As applied in the exercise, a metal plate with thermal conductivity of 15 W/m·K separates hot and cold water, which means the metal plate is quite efficient at conducting heat. If the plate had a lower thermal conductivity, it would act as a better insulator, and the rate at which heat transfers from the hot water side to the cold water side would be slower. Materials with low thermal conductivity are typically used for insulation purposes, while those with high conductivity are used to enhance heat transfer in applications like heat sinks and cooking utensils.

Heat Transfer Rate

The heat transfer rate, denoted as q, reflects the quantity of heat transferred per unit time. It is measured in watts (W) and is derived using Fourier's law of heat transfer which states that heat transfer through a solid is directly proportional to the temperature difference across the solid, the cross-sectional area perpendicular to the heat flow, and the thermal conductivity of the solid, and inversely proportional to the thickness of the material.

In the exercise provided, we used the temperatures of the hot and cold water surfaces, the thermal conductivity of the plate (15 W/m·K), and the dimensions of the plate to calculate the rate at which heat is conducted from the hot side to the cold side. Sufficiently understanding how heat transfer rate is influenced by these factors is pivotal for students to grasp thermal processes in devices like radiators, heat exchangers, and even in natural phenomena like the cooling of hot objects in a room.

Iterative Calculation

Iterative calculation is a mathematical process used to find an accurate answer through a series of successive approximations. In each iteration, the previous approximation is used to calculate a new, and typically more accurate, estimate.

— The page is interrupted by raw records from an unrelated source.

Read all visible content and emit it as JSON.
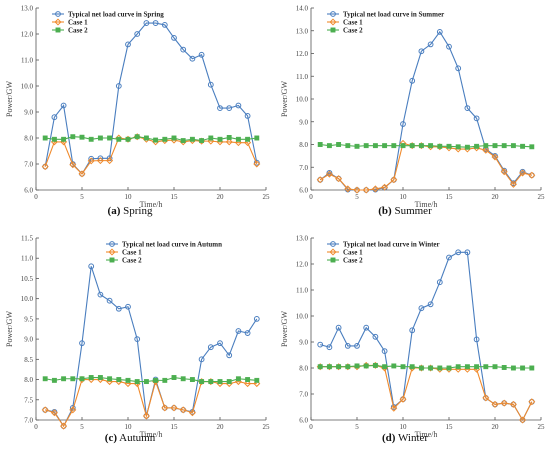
{
  "chart_data": [
    {
      "type": "line",
      "caption_letter": "(a)",
      "caption_text": " Spring",
      "xlabel": "Time/h",
      "ylabel": "Power/GW",
      "xlim": [
        0,
        25
      ],
      "ylim": [
        6.0,
        13.0
      ],
      "xticks": [
        0,
        5,
        10,
        15,
        20,
        25
      ],
      "yticks": [
        6.0,
        7.0,
        8.0,
        9.0,
        10.0,
        11.0,
        12.0,
        13.0
      ],
      "ytick_labels": [
        "6.0",
        "7.0",
        "8.0",
        "9.0",
        "10.0",
        "11.0",
        "12.0",
        "13.0"
      ],
      "legend_position": "top-left",
      "x": [
        1,
        2,
        3,
        4,
        5,
        6,
        7,
        8,
        9,
        10,
        11,
        12,
        13,
        14,
        15,
        16,
        17,
        18,
        19,
        20,
        21,
        22,
        23,
        24
      ],
      "series": [
        {
          "name": "Typical net load curve in Spring",
          "color": "#4a7ebf",
          "marker": "circle",
          "values": [
            6.9,
            8.8,
            9.25,
            7.0,
            6.62,
            7.2,
            7.22,
            7.22,
            10.0,
            11.6,
            12.0,
            12.42,
            12.42,
            12.35,
            11.85,
            11.4,
            11.05,
            11.2,
            10.05,
            9.15,
            9.15,
            9.25,
            8.85,
            7.05
          ]
        },
        {
          "name": "Case 1",
          "color": "#f08a2c",
          "marker": "diamond",
          "values": [
            6.9,
            7.85,
            7.85,
            6.97,
            6.62,
            7.12,
            7.13,
            7.13,
            8.0,
            7.95,
            8.05,
            7.95,
            7.85,
            7.9,
            7.92,
            7.85,
            7.9,
            7.88,
            7.88,
            7.85,
            7.85,
            7.82,
            7.82,
            7.0
          ]
        },
        {
          "name": "Case 2",
          "color": "#4caf50",
          "marker": "square",
          "values": [
            8.0,
            7.95,
            7.95,
            8.05,
            8.03,
            7.95,
            8.0,
            8.0,
            7.95,
            7.95,
            8.05,
            8.0,
            7.92,
            7.95,
            8.0,
            7.9,
            7.95,
            7.9,
            8.0,
            7.95,
            8.02,
            7.95,
            7.95,
            8.0
          ]
        }
      ]
    },
    {
      "type": "line",
      "caption_letter": "(b)",
      "caption_text": " Summer",
      "xlabel": "Time/h",
      "ylabel": "Power/GW",
      "xlim": [
        0,
        25
      ],
      "ylim": [
        6.0,
        14.0
      ],
      "xticks": [
        0,
        5,
        10,
        15,
        20,
        25
      ],
      "yticks": [
        6.0,
        7.0,
        8.0,
        9.0,
        10.0,
        11.0,
        12.0,
        13.0,
        14.0
      ],
      "ytick_labels": [
        "6.0",
        "7.0",
        "8.0",
        "9.0",
        "10.0",
        "11.0",
        "12.0",
        "13.0",
        "14.0"
      ],
      "legend_position": "top-left",
      "x": [
        1,
        2,
        3,
        4,
        5,
        6,
        7,
        8,
        9,
        10,
        11,
        12,
        13,
        14,
        15,
        16,
        17,
        18,
        19,
        20,
        21,
        22,
        23,
        24
      ],
      "series": [
        {
          "name": "Typical net load curve in Summer",
          "color": "#4a7ebf",
          "marker": "circle",
          "values": [
            6.45,
            6.75,
            6.5,
            6.02,
            6.0,
            6.0,
            6.02,
            6.1,
            6.45,
            8.9,
            10.8,
            12.1,
            12.4,
            12.95,
            12.3,
            11.35,
            9.6,
            9.15,
            7.8,
            7.5,
            6.85,
            6.3,
            6.8,
            6.65
          ]
        },
        {
          "name": "Case 1",
          "color": "#f08a2c",
          "marker": "diamond",
          "values": [
            6.45,
            6.7,
            6.5,
            6.05,
            6.0,
            6.0,
            6.05,
            6.12,
            6.45,
            8.05,
            7.95,
            7.95,
            7.9,
            7.9,
            7.85,
            7.8,
            7.8,
            7.85,
            7.75,
            7.45,
            6.8,
            6.25,
            6.75,
            6.65
          ]
        },
        {
          "name": "Case 2",
          "color": "#4caf50",
          "marker": "square",
          "values": [
            8.0,
            7.95,
            8.0,
            7.95,
            7.92,
            7.95,
            7.95,
            7.95,
            7.95,
            7.95,
            7.95,
            7.95,
            7.95,
            7.92,
            7.92,
            7.9,
            7.88,
            7.92,
            7.95,
            7.95,
            7.95,
            7.95,
            7.92,
            7.9
          ]
        }
      ]
    },
    {
      "type": "line",
      "caption_letter": "(c)",
      "caption_text": " Autumn",
      "xlabel": "Time/h",
      "ylabel": "Power/GW",
      "xlim": [
        0,
        25
      ],
      "ylim": [
        7.0,
        11.5
      ],
      "xticks": [
        0,
        5,
        10,
        15,
        20,
        25
      ],
      "yticks": [
        7.0,
        7.5,
        8.0,
        8.5,
        9.0,
        9.5,
        10.0,
        10.5,
        11.0,
        11.5
      ],
      "ytick_labels": [
        "7.0",
        "7.5",
        "8.0",
        "8.5",
        "9.0",
        "9.5",
        "10.0",
        "10.5",
        "11.0",
        "11.5"
      ],
      "legend_position": "top-right",
      "x": [
        1,
        2,
        3,
        4,
        5,
        6,
        7,
        8,
        9,
        10,
        11,
        12,
        13,
        14,
        15,
        16,
        17,
        18,
        19,
        20,
        21,
        22,
        23,
        24
      ],
      "series": [
        {
          "name": "Typical net load curve in Autumn",
          "color": "#4a7ebf",
          "marker": "circle",
          "values": [
            7.25,
            7.2,
            6.85,
            7.3,
            8.9,
            10.8,
            10.1,
            9.95,
            9.75,
            9.8,
            9.0,
            7.1,
            8.0,
            7.3,
            7.3,
            7.25,
            7.2,
            8.5,
            8.8,
            8.9,
            8.6,
            9.2,
            9.15,
            9.5
          ]
        },
        {
          "name": "Case 1",
          "color": "#f08a2c",
          "marker": "diamond",
          "values": [
            7.25,
            7.18,
            6.85,
            7.25,
            8.0,
            8.0,
            8.0,
            7.95,
            7.95,
            7.9,
            7.9,
            7.1,
            7.95,
            7.3,
            7.3,
            7.25,
            7.18,
            7.95,
            7.95,
            7.9,
            7.9,
            7.95,
            7.9,
            7.9
          ]
        },
        {
          "name": "Case 2",
          "color": "#4caf50",
          "marker": "square",
          "values": [
            8.02,
            7.98,
            8.02,
            8.02,
            8.02,
            8.05,
            8.05,
            8.02,
            8.0,
            7.98,
            7.95,
            7.95,
            7.98,
            7.98,
            8.05,
            8.02,
            8.0,
            7.95,
            7.95,
            7.95,
            7.95,
            8.02,
            8.0,
            7.98
          ]
        }
      ]
    },
    {
      "type": "line",
      "caption_letter": "(d)",
      "caption_text": " Winter",
      "xlabel": "Time/h",
      "ylabel": "Power/GW",
      "xlim": [
        0,
        25
      ],
      "ylim": [
        6.0,
        13.0
      ],
      "xticks": [
        0,
        5,
        10,
        15,
        20,
        25
      ],
      "yticks": [
        6.0,
        7.0,
        8.0,
        9.0,
        10.0,
        11.0,
        12.0,
        13.0
      ],
      "ytick_labels": [
        "6.0",
        "7.0",
        "8.0",
        "9.0",
        "10.0",
        "11.0",
        "12.0",
        "13.0"
      ],
      "legend_position": "top-left",
      "x": [
        1,
        2,
        3,
        4,
        5,
        6,
        7,
        8,
        9,
        10,
        11,
        12,
        13,
        14,
        15,
        16,
        17,
        18,
        19,
        20,
        21,
        22,
        23,
        24
      ],
      "series": [
        {
          "name": "Typical net load curve in Winter",
          "color": "#4a7ebf",
          "marker": "circle",
          "values": [
            8.9,
            8.8,
            9.55,
            8.85,
            8.85,
            9.55,
            9.2,
            8.65,
            6.5,
            6.8,
            9.45,
            10.3,
            10.45,
            11.3,
            12.25,
            12.45,
            12.45,
            9.1,
            6.85,
            6.6,
            6.65,
            6.6,
            6.0,
            6.7
          ]
        },
        {
          "name": "Case 1",
          "color": "#f08a2c",
          "marker": "diamond",
          "values": [
            8.05,
            8.05,
            8.05,
            8.05,
            8.05,
            8.1,
            8.1,
            8.0,
            6.45,
            6.8,
            8.0,
            8.0,
            8.0,
            7.95,
            7.95,
            7.95,
            7.95,
            7.95,
            6.85,
            6.6,
            6.65,
            6.6,
            6.0,
            6.7
          ]
        },
        {
          "name": "Case 2",
          "color": "#4caf50",
          "marker": "square",
          "values": [
            8.05,
            8.05,
            8.05,
            8.05,
            8.08,
            8.08,
            8.1,
            8.05,
            8.08,
            8.05,
            8.05,
            8.0,
            8.0,
            8.0,
            8.0,
            8.05,
            8.05,
            8.05,
            8.05,
            8.05,
            8.02,
            8.0,
            8.0,
            8.0
          ]
        }
      ]
    }
  ]
}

In the context of our exercise, the temperature of the cold surface of the plate, T_{s, c}, was unknown. The initial guess was provided as 53.5°C, starting the iterative process. After calculating the heat transfer rate q, this value was then used to make a new estimate of T_{s, c} through the simplified heat transfer equation. The iterative process continued until the new estimate of T_{s, c} stopped changing significantly, indicating that the solution had been adequately refined.

This type of calculation is useful for complex problems where an explicit solution is not possible or practical to determine. Iterative methods are widely used in various scientific and engineering computations, including numerical analysis, computer science, and physics.